In other words, Twitter is exactly the outrage machine people think it is. It’s the Two Minutes Hate from Orwell’s 1984, except it lasts exactly as many minutes as you’re willing to give it. And no matter how fun you think it is to be outraged at stuff, it’s not good for your emotional well-being.

I have to be on Twitter for my job. Hopefully, you don’t.”

(3) This summary on climate change was both simple and insightful.

The change in climate got a lot more severe in 2023.

This is expensive – the US saw a record number of $1B+ disasters.

Fossil fuel emissions have more or less been constant since 2015.

With most of the Coal power coming from China

China is also a massive contributor to the renewable boom as the leading producer of batteries. Renewable energy trajectory is exponential.

Residential adoption continues to grow all over the world along with growth in electric vehicles.

And all of this is increasingly enabled by solar – which is efficient and cheap.

And just awesome.

(4) My favorite post from the last quarter is titled “Toward a shallower future.” The post is an answer to a question I find myself asking from time to time – how should I think about how much adversity my kids have in their life? They have it so much easier than I did – is that okay?

I know I’m not alone in asking this question.

His grandfather, a bombardier in World War 2, once said to him – “I did that [stuff] so you wouldn’t have to.” Or in the words of John Adams – “I must study politics and war, that our sons may have liberty to study mathematics and philosophy. Our sons ought to study mathematics and philosophy, geography, natural history and naval architecture, navigation, commerce and agriculture in order to give their children a right to study painting, poetry, music, architecture, statuary, tapestry and porcelain.”

Then he goes onto make this point

“And they must at least try to understand that in a more general sense, happiness isn’t truly shallow — it just has a different kind of depth. The passions of people raised in a kinder, gentler world may be alien and incomprehensible to the older generation, but they are no less intense, and the culture around them is no less complex. Adversity forces us to rise to its challenge, but abundance allows us to discover who we might become, and that is a different sort of adventure.

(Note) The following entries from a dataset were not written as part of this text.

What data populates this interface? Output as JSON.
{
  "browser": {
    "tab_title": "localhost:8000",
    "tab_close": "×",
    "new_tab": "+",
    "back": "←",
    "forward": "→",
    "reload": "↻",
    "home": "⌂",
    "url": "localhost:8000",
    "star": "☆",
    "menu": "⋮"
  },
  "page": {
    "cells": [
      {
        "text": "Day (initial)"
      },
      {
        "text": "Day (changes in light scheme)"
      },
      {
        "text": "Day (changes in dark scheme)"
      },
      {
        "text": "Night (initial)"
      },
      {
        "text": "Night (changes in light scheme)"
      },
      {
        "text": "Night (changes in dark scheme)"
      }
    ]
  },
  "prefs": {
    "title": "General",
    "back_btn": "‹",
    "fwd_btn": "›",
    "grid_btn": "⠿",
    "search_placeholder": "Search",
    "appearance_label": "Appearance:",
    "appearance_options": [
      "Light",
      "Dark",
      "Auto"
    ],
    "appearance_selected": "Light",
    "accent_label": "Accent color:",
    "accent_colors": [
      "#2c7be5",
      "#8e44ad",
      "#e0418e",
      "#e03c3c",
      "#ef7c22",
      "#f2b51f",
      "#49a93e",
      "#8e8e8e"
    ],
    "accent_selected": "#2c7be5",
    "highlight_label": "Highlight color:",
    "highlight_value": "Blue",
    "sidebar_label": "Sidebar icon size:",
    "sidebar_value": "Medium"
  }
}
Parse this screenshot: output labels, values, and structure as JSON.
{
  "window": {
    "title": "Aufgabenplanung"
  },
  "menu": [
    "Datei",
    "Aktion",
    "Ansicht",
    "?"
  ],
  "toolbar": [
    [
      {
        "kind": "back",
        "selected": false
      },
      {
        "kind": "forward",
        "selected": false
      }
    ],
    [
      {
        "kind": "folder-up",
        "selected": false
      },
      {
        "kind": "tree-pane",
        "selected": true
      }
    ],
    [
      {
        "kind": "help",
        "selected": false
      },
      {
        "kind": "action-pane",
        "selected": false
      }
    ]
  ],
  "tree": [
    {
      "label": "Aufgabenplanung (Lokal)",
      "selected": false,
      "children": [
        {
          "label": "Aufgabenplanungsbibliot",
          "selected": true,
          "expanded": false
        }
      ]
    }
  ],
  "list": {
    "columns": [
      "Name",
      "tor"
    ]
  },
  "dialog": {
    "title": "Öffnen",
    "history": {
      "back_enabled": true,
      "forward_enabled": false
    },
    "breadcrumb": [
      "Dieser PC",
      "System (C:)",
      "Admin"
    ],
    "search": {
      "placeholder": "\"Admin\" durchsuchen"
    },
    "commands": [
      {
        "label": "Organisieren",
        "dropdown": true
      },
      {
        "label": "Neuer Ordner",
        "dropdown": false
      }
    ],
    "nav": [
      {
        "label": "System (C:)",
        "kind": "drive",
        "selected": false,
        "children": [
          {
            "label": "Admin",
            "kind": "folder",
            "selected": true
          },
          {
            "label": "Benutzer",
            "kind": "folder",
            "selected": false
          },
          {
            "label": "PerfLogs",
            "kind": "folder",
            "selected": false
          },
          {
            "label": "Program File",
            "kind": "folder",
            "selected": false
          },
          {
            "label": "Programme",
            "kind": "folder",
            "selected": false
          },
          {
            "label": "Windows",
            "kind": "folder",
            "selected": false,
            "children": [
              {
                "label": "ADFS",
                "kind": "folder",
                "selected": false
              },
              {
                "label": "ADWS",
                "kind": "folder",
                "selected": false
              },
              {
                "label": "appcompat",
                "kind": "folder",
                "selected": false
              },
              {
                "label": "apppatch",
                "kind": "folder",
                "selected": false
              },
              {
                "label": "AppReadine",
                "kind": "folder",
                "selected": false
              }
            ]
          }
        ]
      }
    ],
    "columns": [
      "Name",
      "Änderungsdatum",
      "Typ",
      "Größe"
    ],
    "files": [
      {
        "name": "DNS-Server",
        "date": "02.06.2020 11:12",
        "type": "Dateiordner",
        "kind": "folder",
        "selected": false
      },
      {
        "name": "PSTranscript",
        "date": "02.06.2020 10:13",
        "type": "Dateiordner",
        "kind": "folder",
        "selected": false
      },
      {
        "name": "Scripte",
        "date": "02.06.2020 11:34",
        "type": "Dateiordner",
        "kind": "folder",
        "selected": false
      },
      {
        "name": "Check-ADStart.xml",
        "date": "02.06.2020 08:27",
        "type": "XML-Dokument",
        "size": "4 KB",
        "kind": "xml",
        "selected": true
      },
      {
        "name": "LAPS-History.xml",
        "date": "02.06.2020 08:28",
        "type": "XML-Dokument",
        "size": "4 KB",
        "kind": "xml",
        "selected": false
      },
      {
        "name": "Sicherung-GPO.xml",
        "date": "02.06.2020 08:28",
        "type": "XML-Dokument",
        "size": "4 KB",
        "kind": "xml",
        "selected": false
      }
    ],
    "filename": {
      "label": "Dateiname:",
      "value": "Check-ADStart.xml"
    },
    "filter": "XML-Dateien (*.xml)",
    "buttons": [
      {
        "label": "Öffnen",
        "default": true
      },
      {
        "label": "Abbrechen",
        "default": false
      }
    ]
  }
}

Looking back on my own life so far, I remember the happy child I was, before clinical depression changed me. Depression is horrible, but it added a richness and depth to the person I am today, and I appreciate the value of those changes. But if that happy child had gotten a chance to grow up without depression, I think he would have been changed in different ways, and under the tutelage of gentler teachers, would have become no less worthwhile and interesting of a person.

So it must be with humanity. The modern world of push-button marvels has lost something, but it has gained more than it has lost. By celebrating it, we honor the countless millennia of heroes who worked in some small way to bring it about, even as we dedicate ourselves to continuing their great enterprise. Our legacy is to fill the Universe with children who laugh more than we were allowed to.

It was a perspective changer. Thanks Noah.